REPUBLICANS AGAINST FEDERALISM

Steve Chapman has a superb essay on Slate, delineating the GOP’s long slide away from Goldwater’s embrace of states’ rights. The FMA is the worst example, but there are many others. Chapman gives one reason for the change:

[W]hat alienated Republicans from federalism? It’s not simple hypocrisy. True, their sympathy for states’ rights was partly the product of a historical accident. From the New Deal onward, state governments were generally less activist than the federal government, where the legislature was under almost unbroken Democratic control for half a century. So, conservatives preferred to keep decision-making in places where they could prevail. But their fondness for states’ rights also stemmed from conservatives’ sincere distrust of government power and their belief that one crucial way to constrain it was to diffuse it among 50 capitals instead of channeling it all into one.
That perspective lost much of its appeal once the GOP found it could not only elect presidents with reasonable consistency but also dominate Congress as well. Virtue is harder to practice once temptation is beckoning.

I think that’s true. But I also believe the fusion of Republicanism with fundamentalist Christianity is also antithetical to the federalist impulse. If you believe you are right, and you believe that God is behind you, it becomes much harder to allow others to try other things or experiment or differ. That doesn’t just apply to people, but to states as well. Today’s Republicans, when it comes to something like, say, medical marijuana, cannot get past their visceral hostility to individuals’ experiencing pleasure or even medical help not licensed by their God. So they seek to ban it – quick. If that means violating states’ rights, so be it. Religious zeal as well as hypocrisy and opportunism are the factors here. None is conducive to the tolerant spirit of principled conservatism.

QUOTE OF THE DAY II: “American policy in Iraq since the fall of Baghdad has been incompetent. Donald Rumsfeld, the US defence secretary, used too few troops to secure the borders or to capture the stockpiles of weaponry. Disbanding Iraq’s security forces was a foreseeable error. Backing Ahmed Chalabi for president flew in the face of wise counsel. The blitz on Falluja was a military and diplomatic catastrophe. The rather good interim government of Iraq that took power last week emerged in spite of, not because of, the United States…
I begin to think the West can purge itself of American misdemeanours only by some symbolic sacrifice.
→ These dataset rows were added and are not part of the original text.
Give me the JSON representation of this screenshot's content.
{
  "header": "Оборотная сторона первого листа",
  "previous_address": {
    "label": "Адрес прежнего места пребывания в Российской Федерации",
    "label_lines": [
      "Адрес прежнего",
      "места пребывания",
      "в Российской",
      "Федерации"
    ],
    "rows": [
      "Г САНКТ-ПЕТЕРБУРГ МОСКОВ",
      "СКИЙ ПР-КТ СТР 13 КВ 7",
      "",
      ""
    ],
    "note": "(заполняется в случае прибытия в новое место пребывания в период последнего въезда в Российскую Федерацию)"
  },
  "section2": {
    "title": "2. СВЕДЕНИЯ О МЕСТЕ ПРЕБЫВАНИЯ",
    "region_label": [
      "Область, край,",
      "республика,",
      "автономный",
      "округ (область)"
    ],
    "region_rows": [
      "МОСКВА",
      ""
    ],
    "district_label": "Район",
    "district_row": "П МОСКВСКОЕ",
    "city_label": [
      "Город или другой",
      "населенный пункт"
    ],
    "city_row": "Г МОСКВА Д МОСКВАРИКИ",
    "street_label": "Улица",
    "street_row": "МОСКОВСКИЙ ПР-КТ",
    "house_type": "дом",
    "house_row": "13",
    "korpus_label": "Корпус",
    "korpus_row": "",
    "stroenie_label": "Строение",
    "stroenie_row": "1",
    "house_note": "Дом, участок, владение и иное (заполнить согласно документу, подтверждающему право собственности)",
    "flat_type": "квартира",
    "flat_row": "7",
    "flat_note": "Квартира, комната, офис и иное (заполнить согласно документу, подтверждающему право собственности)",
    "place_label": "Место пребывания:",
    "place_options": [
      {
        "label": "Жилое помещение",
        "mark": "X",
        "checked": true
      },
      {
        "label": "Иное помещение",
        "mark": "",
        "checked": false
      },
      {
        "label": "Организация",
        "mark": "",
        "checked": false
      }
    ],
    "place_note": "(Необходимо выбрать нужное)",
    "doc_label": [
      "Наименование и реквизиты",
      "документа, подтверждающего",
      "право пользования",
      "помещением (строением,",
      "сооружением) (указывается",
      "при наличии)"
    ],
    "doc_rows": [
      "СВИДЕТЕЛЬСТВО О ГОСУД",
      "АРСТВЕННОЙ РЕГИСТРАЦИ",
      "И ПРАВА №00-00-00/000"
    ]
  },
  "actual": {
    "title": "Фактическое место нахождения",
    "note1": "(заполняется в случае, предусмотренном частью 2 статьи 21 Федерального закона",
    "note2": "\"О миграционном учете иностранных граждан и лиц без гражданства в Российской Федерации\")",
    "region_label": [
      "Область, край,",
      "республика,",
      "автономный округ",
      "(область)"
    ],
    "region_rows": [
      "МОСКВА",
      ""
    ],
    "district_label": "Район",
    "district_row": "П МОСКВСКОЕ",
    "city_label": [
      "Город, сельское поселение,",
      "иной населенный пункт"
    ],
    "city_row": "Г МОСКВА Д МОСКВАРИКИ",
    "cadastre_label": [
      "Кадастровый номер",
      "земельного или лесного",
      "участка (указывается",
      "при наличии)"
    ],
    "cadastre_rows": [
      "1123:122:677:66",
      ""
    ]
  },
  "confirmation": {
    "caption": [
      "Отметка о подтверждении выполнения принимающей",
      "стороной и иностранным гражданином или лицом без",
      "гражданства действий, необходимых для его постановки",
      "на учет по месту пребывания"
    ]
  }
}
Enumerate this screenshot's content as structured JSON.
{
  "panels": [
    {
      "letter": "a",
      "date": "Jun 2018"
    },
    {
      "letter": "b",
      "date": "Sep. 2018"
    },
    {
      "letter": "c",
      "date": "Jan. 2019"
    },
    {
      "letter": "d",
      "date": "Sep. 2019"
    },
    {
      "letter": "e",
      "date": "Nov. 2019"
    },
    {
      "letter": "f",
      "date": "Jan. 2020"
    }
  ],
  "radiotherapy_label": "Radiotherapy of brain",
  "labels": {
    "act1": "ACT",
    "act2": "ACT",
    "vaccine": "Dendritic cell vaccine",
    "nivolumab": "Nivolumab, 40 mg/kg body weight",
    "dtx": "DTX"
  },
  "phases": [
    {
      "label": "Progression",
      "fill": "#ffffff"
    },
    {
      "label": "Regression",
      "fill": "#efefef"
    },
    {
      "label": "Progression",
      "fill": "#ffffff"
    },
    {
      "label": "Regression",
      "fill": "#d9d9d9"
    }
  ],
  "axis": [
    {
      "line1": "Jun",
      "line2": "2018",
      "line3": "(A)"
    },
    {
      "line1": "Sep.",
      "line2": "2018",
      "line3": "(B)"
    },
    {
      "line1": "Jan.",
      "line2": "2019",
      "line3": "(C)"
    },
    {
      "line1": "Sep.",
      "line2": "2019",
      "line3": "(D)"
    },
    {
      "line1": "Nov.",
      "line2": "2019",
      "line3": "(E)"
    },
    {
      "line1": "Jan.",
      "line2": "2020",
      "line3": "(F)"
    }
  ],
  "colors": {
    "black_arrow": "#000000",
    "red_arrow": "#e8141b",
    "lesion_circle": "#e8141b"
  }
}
Rumsfeld would have done nicely had the president dismissed him over the Abu Ghraib horrors. He signally failed to do it. Now only the defeat of the Republican administration will suffice.
Senator John Kerry does not impress. Whereas the president has difficulty in stringing two words together, the Democratic candidate can say nothing in fewer than four long sentences, which is worse. The main charge against Kerry – a telling one -is that he is inconsistent. But is Bush less so? Was not this president elected on a platform of disengagement and did he not go on to fight two foreign wars? Did he set out for battle despising the UN and America’s former allies in “old Europe”, and does he not now grub about for their moral and practical support? … For America to brush away its recent disgraces, the electorate will have to bin this administration. I never expected to say this to my American friends: vote Democrat.” – Michael Portillo, one of the leading lights of the British Conservative party, and a staunch pro-American, in the Times of London, July 4.
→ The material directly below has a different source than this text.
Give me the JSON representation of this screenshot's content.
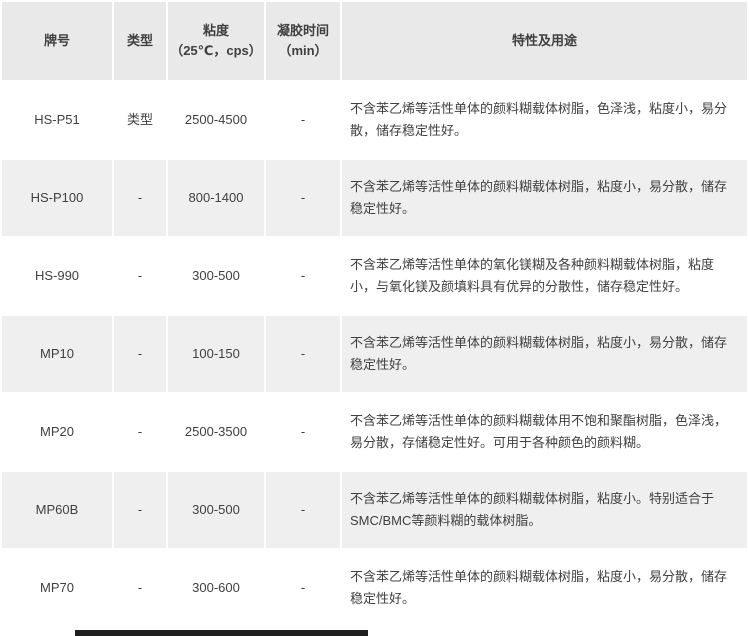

ANOTHER BUSH NOMINEE: This one believes that wives should be subservient to their husbands. Well, the Bible says so! And that’s how you interpret the Constitution, isn’t it? And if the Constitution suggests otherwise, you can always amend it or strip courts of the ability to review legislation. Today’s Santorumized GOP: gays in “conversion therapy,” women in the kitchen, blacks in the front row of the convention line-up.